The old Mansion House and other buildings were removed in 1844, and a company consisting of John H.  Tomlinson, Stephen W. Cadwell and John Thomas started to rebuild.  M. C. Hand says that some of the stores were occupied in 1845, but C. E. Smith says the hotel was not finished until 1847.  By '47 Mr. Tomlinson was the sole owner, and in the summer of 1848 he was killed in a railroad accident at Little Falls.  That brought the hotel onto the auction block in the fall and John Taylor, of Newark, New Jersey, bid it in.  Soon after it was purchased by James L. Voorhees and John D. Newton.  In 1850 Voorhees was the sole owner, and as the Voorhees House it was known for some time.  Harry Allen, Walt. Herrick, Capt. Joel Cody, and Philo Rust were successive landlords in the late 'forties, and if it is looked up in the first directory of Syracuse, which was published in 1851, it will be found listed as Rust's Hotel.

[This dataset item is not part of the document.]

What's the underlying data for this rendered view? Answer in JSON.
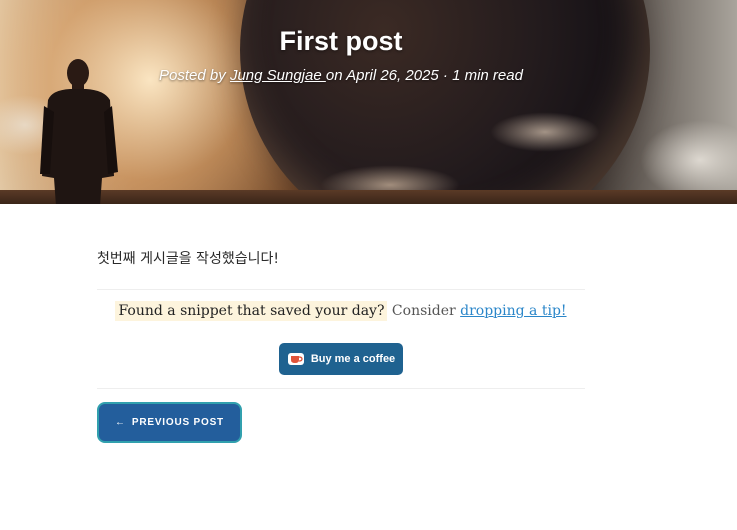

Barent Filkins kept the old Voorhees House once as a boarding house merely.  Then came Barney Becker, who went to New York as a landlord, and was succeeded by Lucius W. Wright of Troy.  It was in 1856 that the building was extensively enlarged and improved, and in 1857 that it passed to Horace and Hamilton White.  it was then Sprague & Gage were the landlords and it was given the position of canal collector of Syracuse, Capt. William C. Gage became the landlord.  In the Empire, upon the reconstruction, was built the Empire Hall, an auditorium which in its time became quite famous for social gatherings, small conventions and church festivals.

Hiram J. Rockwell and Beecher E. Carpenter came into possession of the Empire in 1873.  They were followed in 1876 by John Patten & Son (M. G. Patten).  In 1881 G. Satterlee had the house for a year and then began a long regime of Talbots  In 1882 Nancy I. Talbot & Company were the proprietors, followed by Charles E. Talbot in 1888, and Elias T. Talbot & Company in 1893.  E. T. Talbot came over from the Hotel Burns.